FF China got nervous a couple of years ago when their astronaut, Yang Liwei, landed on the Moon and noticed that you actually couldn't see the Great Wall from there, despite what people had assumed since 1938. In general, according to astronauts "the only thing you can see from the Moon is a beautiful sphere, mostly white, some blue and patches of yellow, and every once in a while some green vegetation".

But then astronaut Leroy Chiao used 80mm and 400mm lenses and managed to capture some images. In this photo, NASA adds helpful red arrows which will guide viewers hoping to discern the location of the wall amidst the white and patches of blue. The photo shoots were well received, according to NASA's 2005 account:

"the photos by Chiao, commander and NASA ISS science officer of the 10th Station crew, were greeted with relief and rejoicing by the Chinese. One was displayed prominently in the nation's newspapers. Chiao himself said he didn't see the wall, and wasn't sure if the picture showed it...

In a different set of NASA photos, certain man made features are more well-defined. FF In these, the east coast of the nation is blanketed in a thick layer of brown pollution. The testament to China's rapid economic progress is quite visible and needs no visual aids to pinpoint.

China has 4 cities that rank in the top 10 cities in the world with the highest air pollution. China's not the only nation whose development efforts are overtaking the environment. India also has four cities in the top 10, and Cairo and Jakarta rank nn the World Bank's top 10 list. However China is hosting the Olympics and therefore is receiving extra pressure from the International Olympic Committee (IOC), in addition to general concerns about its ability to institute environmental measures.

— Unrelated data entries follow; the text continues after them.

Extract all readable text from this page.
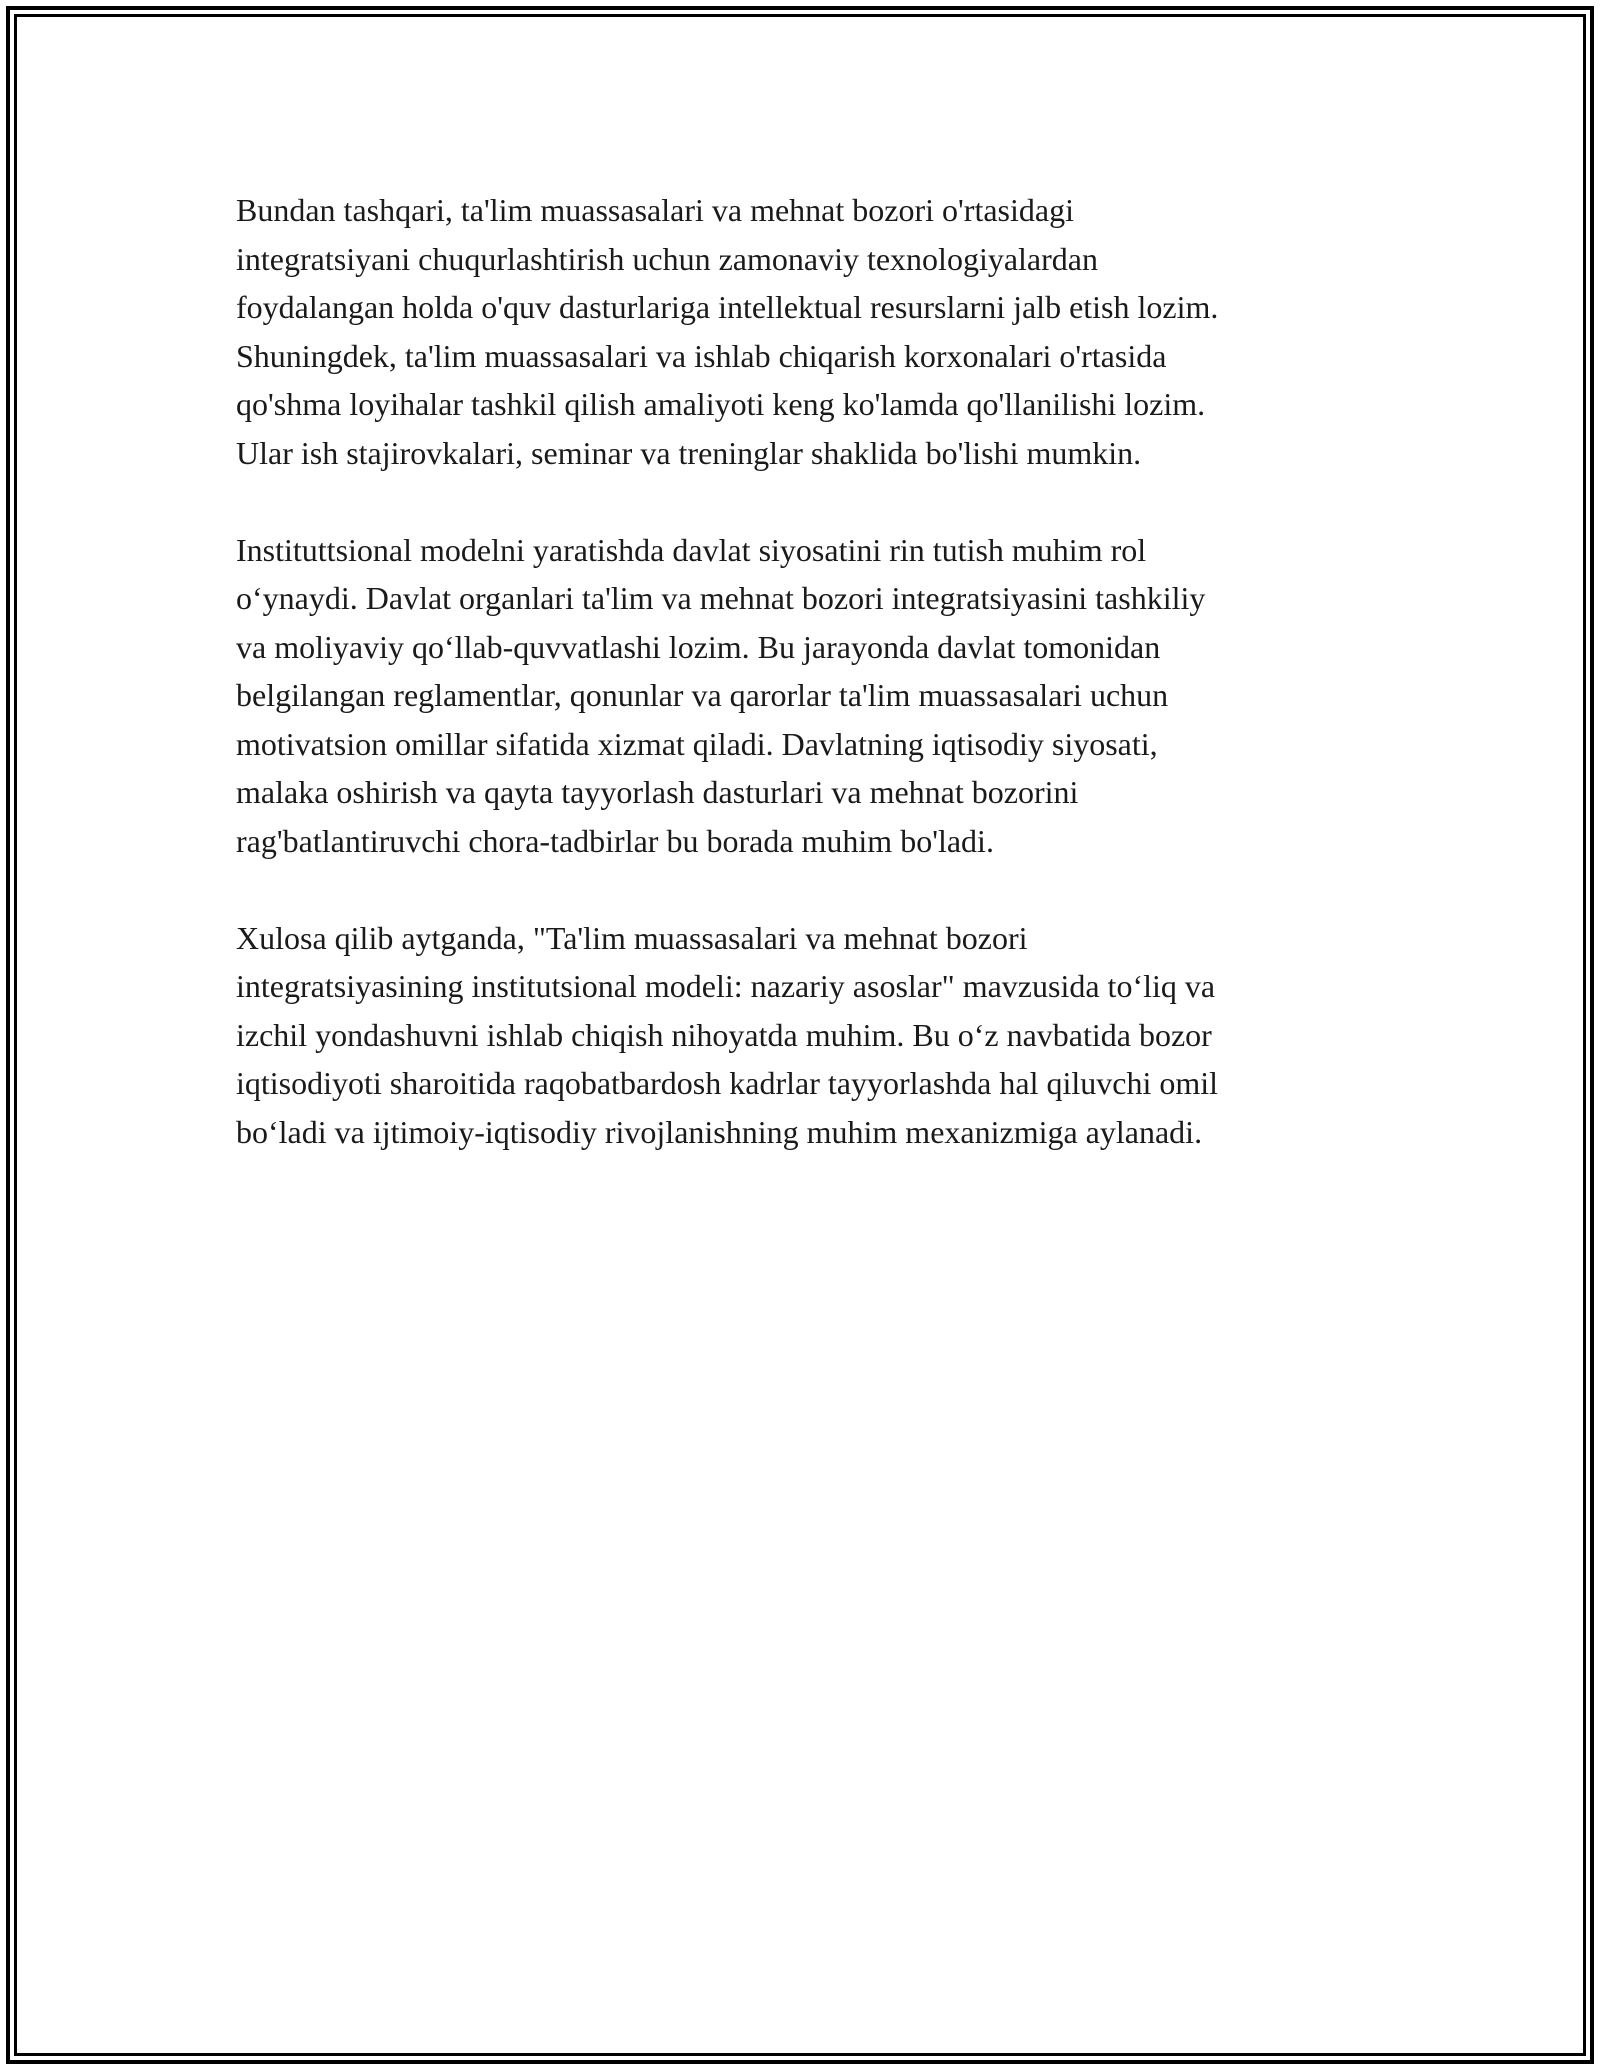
Bundan tashqari, ta'lim muassasalari va mehnat bozori o'rtasidagi
integratsiyani chuqurlashtirish uchun zamonaviy texnologiyalardan
foydalangan holda o'quv dasturlariga intellektual resurslarni jalb etish lozim.
Shuningdek, ta'lim muassasalari va ishlab chiqarish korxonalari o'rtasida
qo'shma loyihalar tashkil qilish amaliyoti keng ko'lamda qo'llanilishi lozim.
Ular ish stajirovkalari, seminar va treninglar shaklida bo'lishi mumkin.

Instituttsional modelni yaratishda davlat siyosatini rin tutish muhim rol
o‘ynaydi. Davlat organlari ta'lim va mehnat bozori integratsiyasini tashkiliy
va moliyaviy qo‘llab-quvvatlashi lozim. Bu jarayonda davlat tomonidan
belgilangan reglamentlar, qonunlar va qarorlar ta'lim muassasalari uchun
motivatsion omillar sifatida xizmat qiladi. Davlatning iqtisodiy siyosati,
malaka oshirish va qayta tayyorlash dasturlari va mehnat bozorini
rag'batlantiruvchi chora-tadbirlar bu borada muhim bo'ladi.

Xulosa qilib aytganda, "Ta'lim muassasalari va mehnat bozori
integratsiyasining institutsional modeli: nazariy asoslar" mavzusida to‘liq va
izchil yondashuvni ishlab chiqish nihoyatda muhim. Bu o‘z navbatida bozor
iqtisodiyoti sharoitida raqobatbardosh kadrlar tayyorlashda hal qiluvchi omil
bo‘ladi va ijtimoiy-iqtisodiy rivojlanishning muhim mexanizmiga aylanadi.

Earlier this year, the China reportedly convinced the World Bank to excise from their report some statistics on the potential ill effects of the high levels of pollution on the health of the population.

"China's State Environmental Protection Agency engineered the removal of the statistics, the Financial Times reported, because the government feared the figures could trigger social unrest."

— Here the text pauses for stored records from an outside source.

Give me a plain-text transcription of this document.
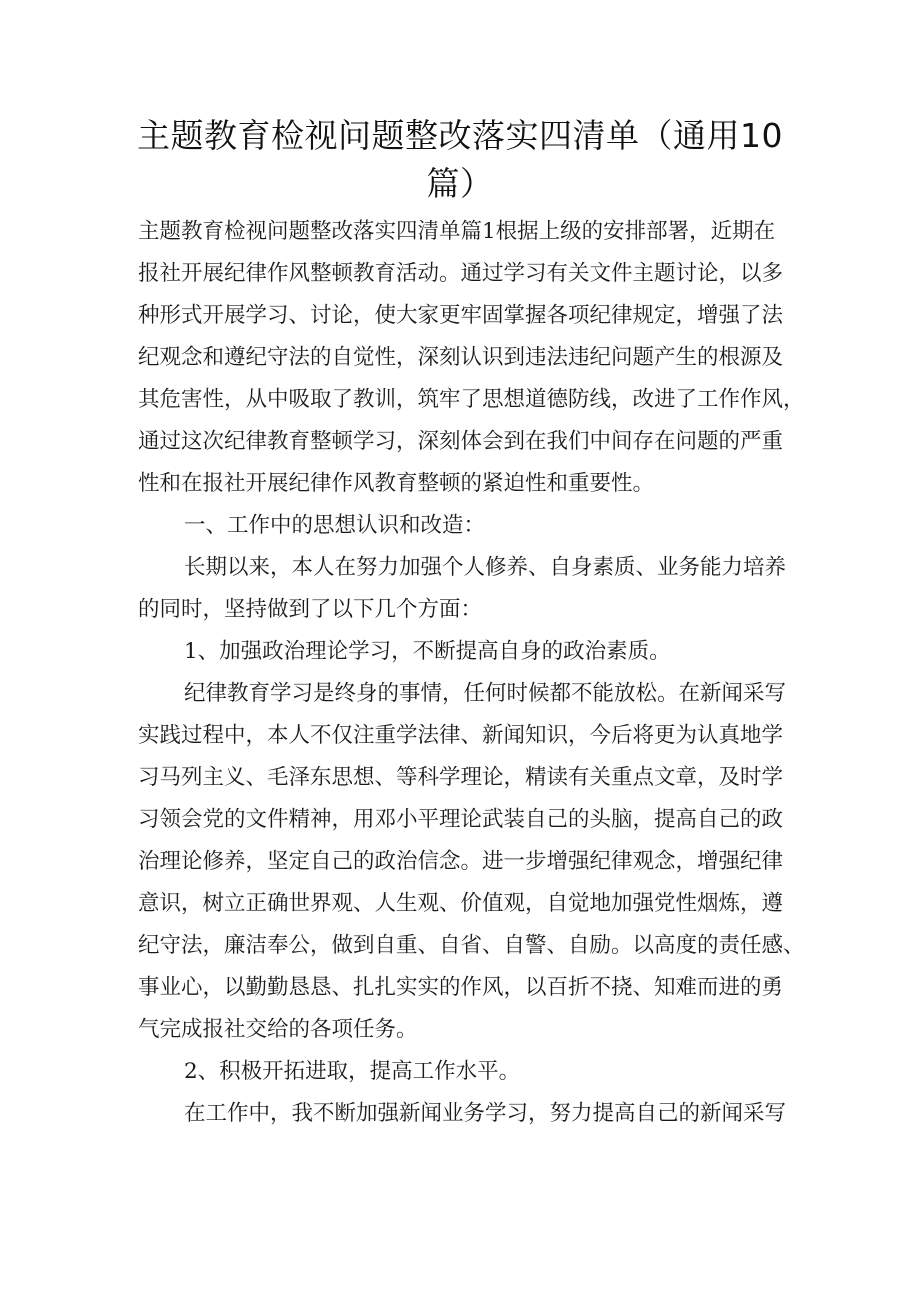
主题教育检视问题整改落实四清单（通用10
篇）
主题教育检视问题整改落实四清单篇1根据上级的安排部署，近期在
报社开展纪律作风整顿教育活动。通过学习有关文件主题讨论，以多
种形式开展学习、讨论，使大家更牢固掌握各项纪律规定，增强了法
纪观念和遵纪守法的自觉性，深刻认识到违法违纪问题产生的根源及
其危害性，从中吸取了教训，筑牢了思想道德防线，改进了工作作风，
通过这次纪律教育整顿学习，深刻体会到在我们中间存在问题的严重
性和在报社开展纪律作风教育整顿的紧迫性和重要性。
一、工作中的思想认识和改造：
长期以来，本人在努力加强个人修养、自身素质、业务能力培养
的同时，坚持做到了以下几个方面：
1、加强政治理论学习，不断提高自身的政治素质。
纪律教育学习是终身的事情，任何时候都不能放松。在新闻采写
实践过程中，本人不仅注重学法律、新闻知识，今后将更为认真地学
习马列主义、毛泽东思想、等科学理论，精读有关重点文章，及时学
习领会党的文件精神，用邓小平理论武装自己的头脑，提高自己的政
治理论修养，坚定自己的政治信念。进一步增强纪律观念，增强纪律
意识，树立正确世界观、人生观、价值观，自觉地加强党性烟炼，遵
纪守法，廉洁奉公，做到自重、自省、自警、自励。以高度的责任感、
事业心，以勤勤恳恳、扎扎实实的作风，以百折不挠、知难而进的勇
气完成报社交给的各项任务。
2、积极开拓进取，提高工作水平。
在工作中，我不断加强新闻业务学习，努力提高自己的新闻采写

The New York Times wrote this weekend about China's relentless growth and colossal pollution problem. Although Europe and the United States could pursue development goals for years before bringing their pollution under control, the Times noted that "China is more like a teenage smoker with emphysema."

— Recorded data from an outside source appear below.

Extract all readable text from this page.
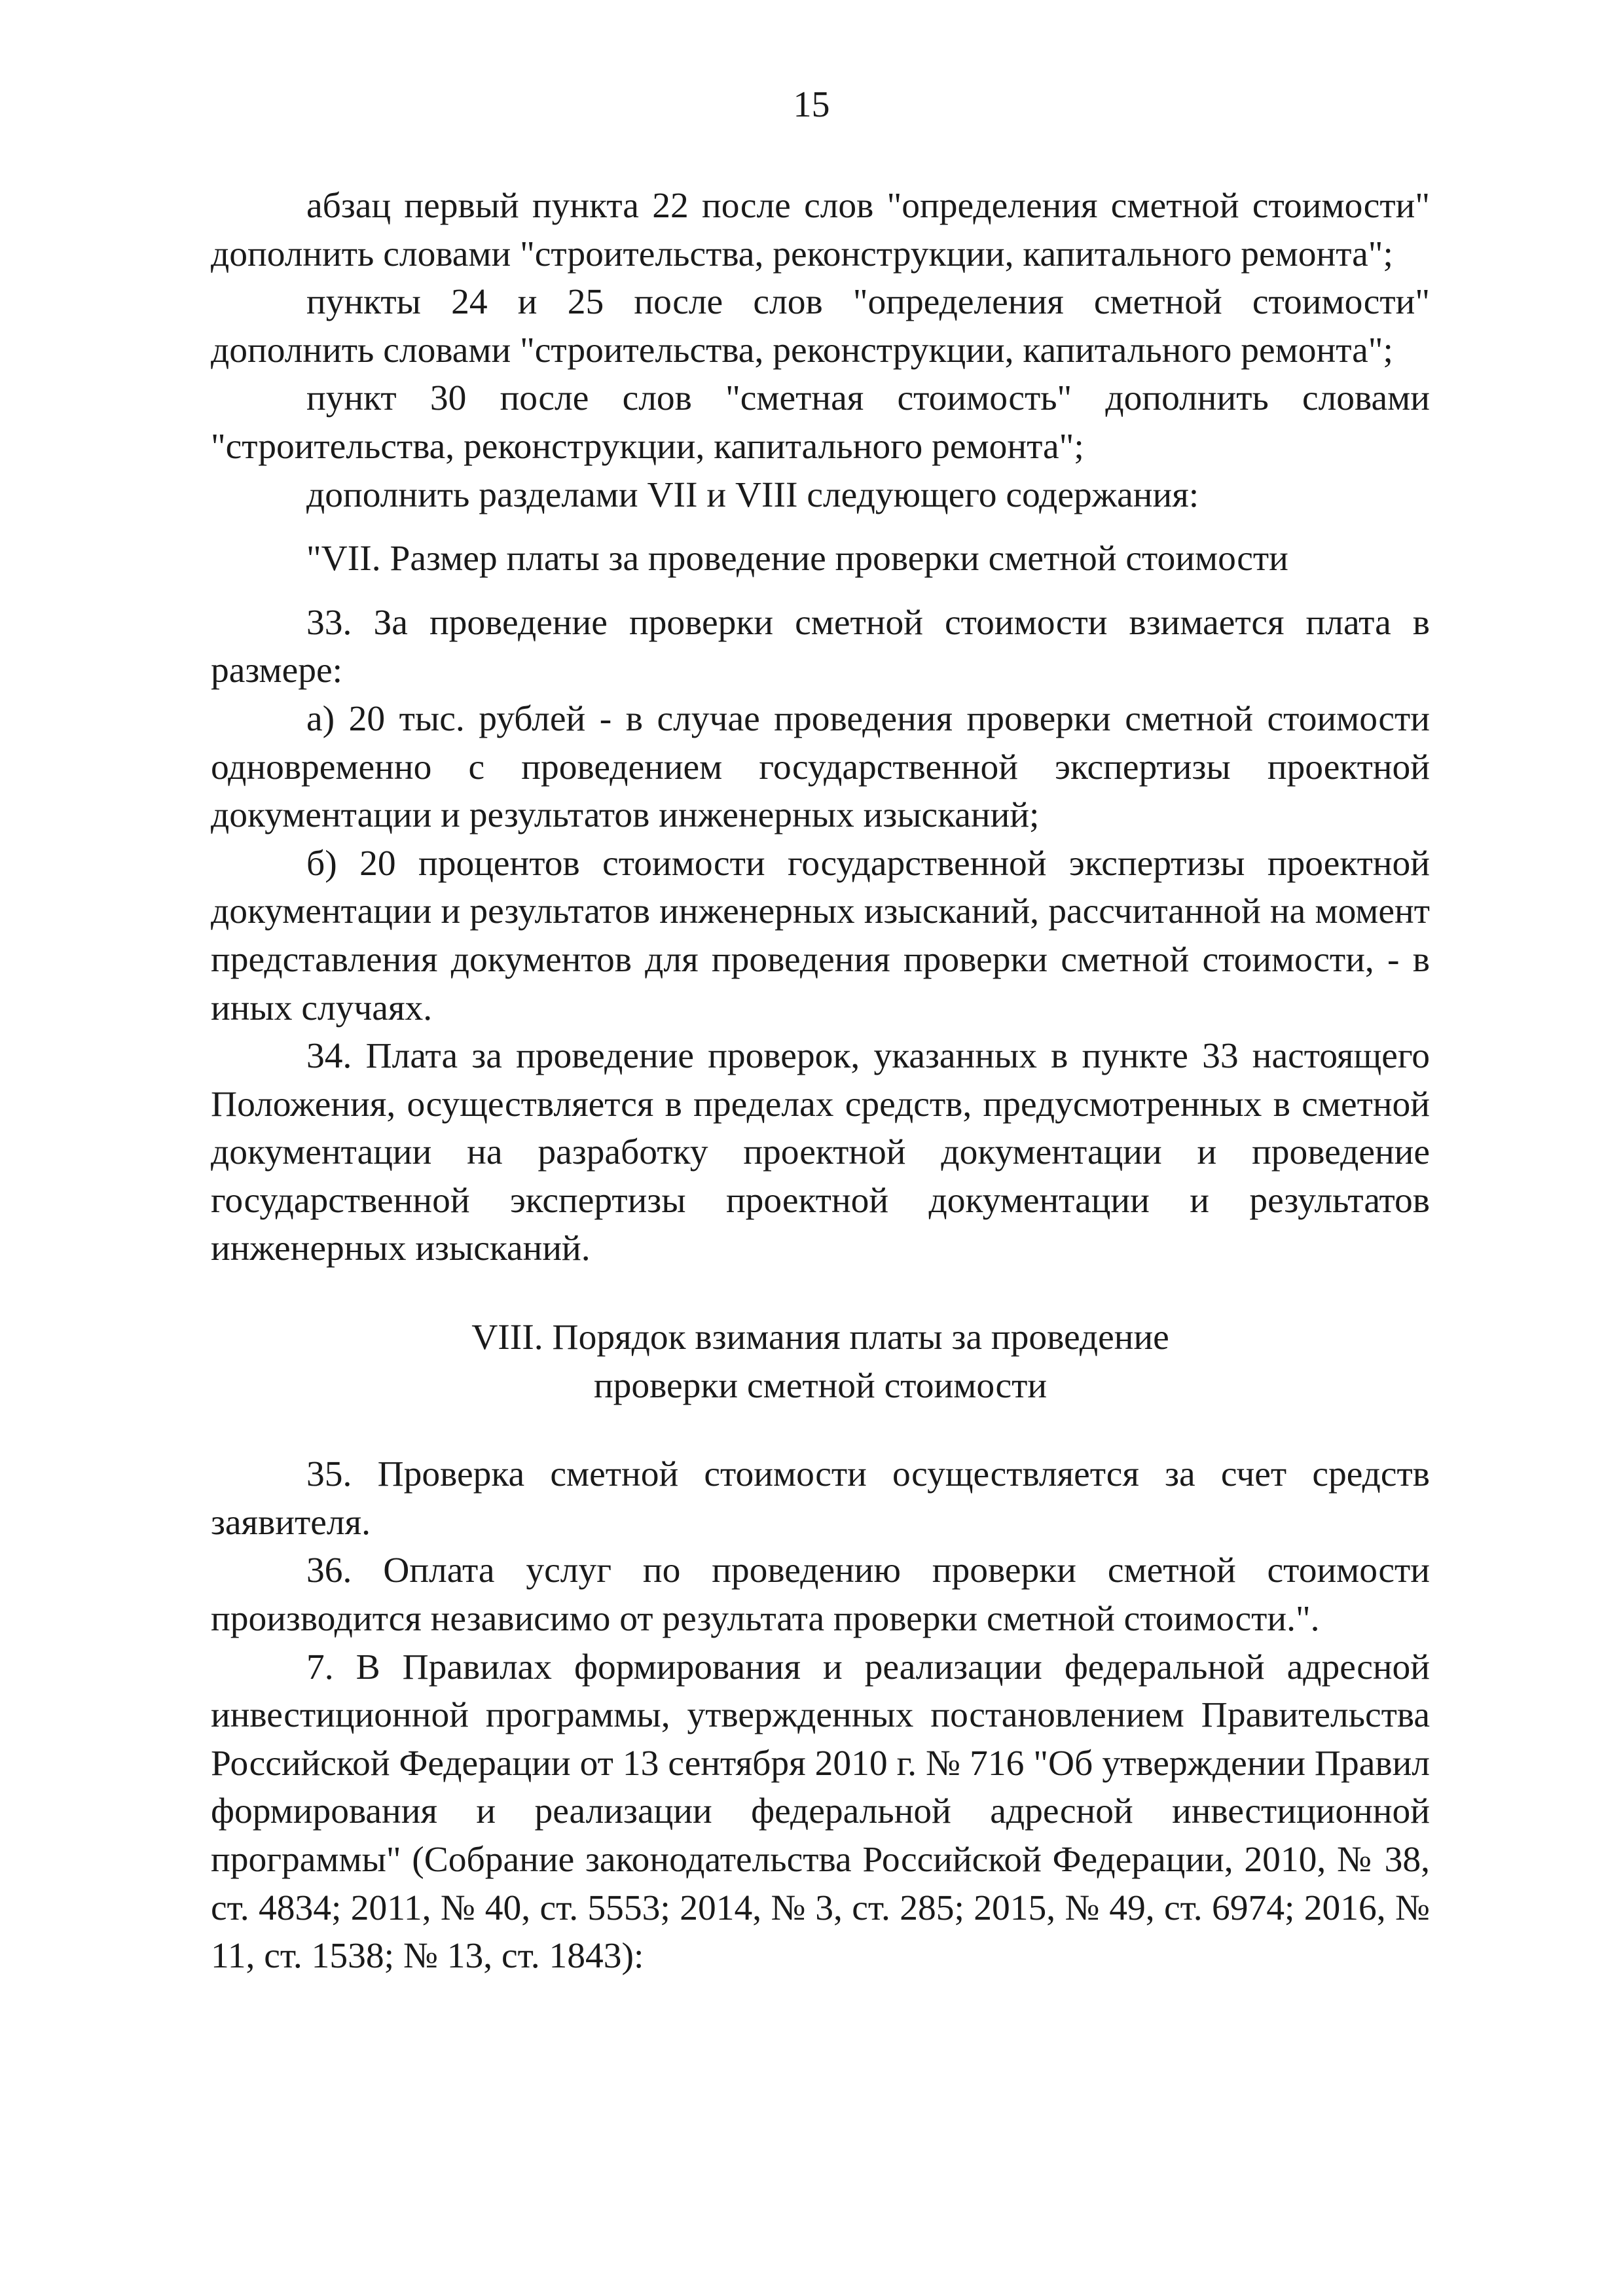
15

абзац первый пункта 22 после слов "определения сметной стоимости" дополнить словами "строительства, реконструкции, капитального ремонта";

пункты 24 и 25 после слов "определения сметной стоимости" дополнить словами "строительства, реконструкции, капитального ремонта";

пункт 30 после слов "сметная стоимость" дополнить словами "строительства, реконструкции, капитального ремонта";

дополнить разделами VII и VIII следующего содержания:

"VII. Размер платы за проведение проверки сметной стоимости

33. За проведение проверки сметной стоимости взимается плата в размере:

а) 20 тыс. рублей - в случае проведения проверки сметной стоимости одновременно с проведением государственной экспертизы проектной документации и результатов инженерных изысканий;

б) 20 процентов стоимости государственной экспертизы проектной документации и результатов инженерных изысканий, рассчитанной на момент представления документов для проведения проверки сметной стоимости, - в иных случаях.

34. Плата за проведение проверок, указанных в пункте 33 настоящего Положения, осуществляется в пределах средств, предусмотренных в сметной документации на разработку проектной документации и проведение государственной экспертизы проектной документации и результатов инженерных изысканий.

VIII. Порядок взимания платы за проведение

проверки сметной стоимости

35. Проверка сметной стоимости осуществляется за счет средств заявителя.

36. Оплата услуг по проведению проверки сметной стоимости производится независимо от результата проверки сметной стоимости.".

7. В Правилах формирования и реализации федеральной адресной инвестиционной программы, утвержденных постановлением Правительства Российской Федерации от 13 сентября 2010 г. № 716 "Об утверждении Правил формирования и реализации федеральной адресной инвестиционной программы" (Собрание законодательства Российской Федерации, 2010, № 38, ст. 4834; 2011, № 40, ст. 5553; 2014, № 3, ст. 285; 2015, № 49, ст. 6974; 2016, № 11, ст. 1538; № 13, ст. 1843):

Last week, for four days, the country imposed alternate odd/even license plate bans on driving in Beijing in order to try to reduce the city's pollution in preparation for the Olympics. The IOC has been wary of the effects of the air pollution on the health of athletes, especially in endurance events like cycling. The four day ban kept levels of particulate at level 2 on China's 5 step scale, which the government declared a success, reasoning that without the ban the air would have been worse.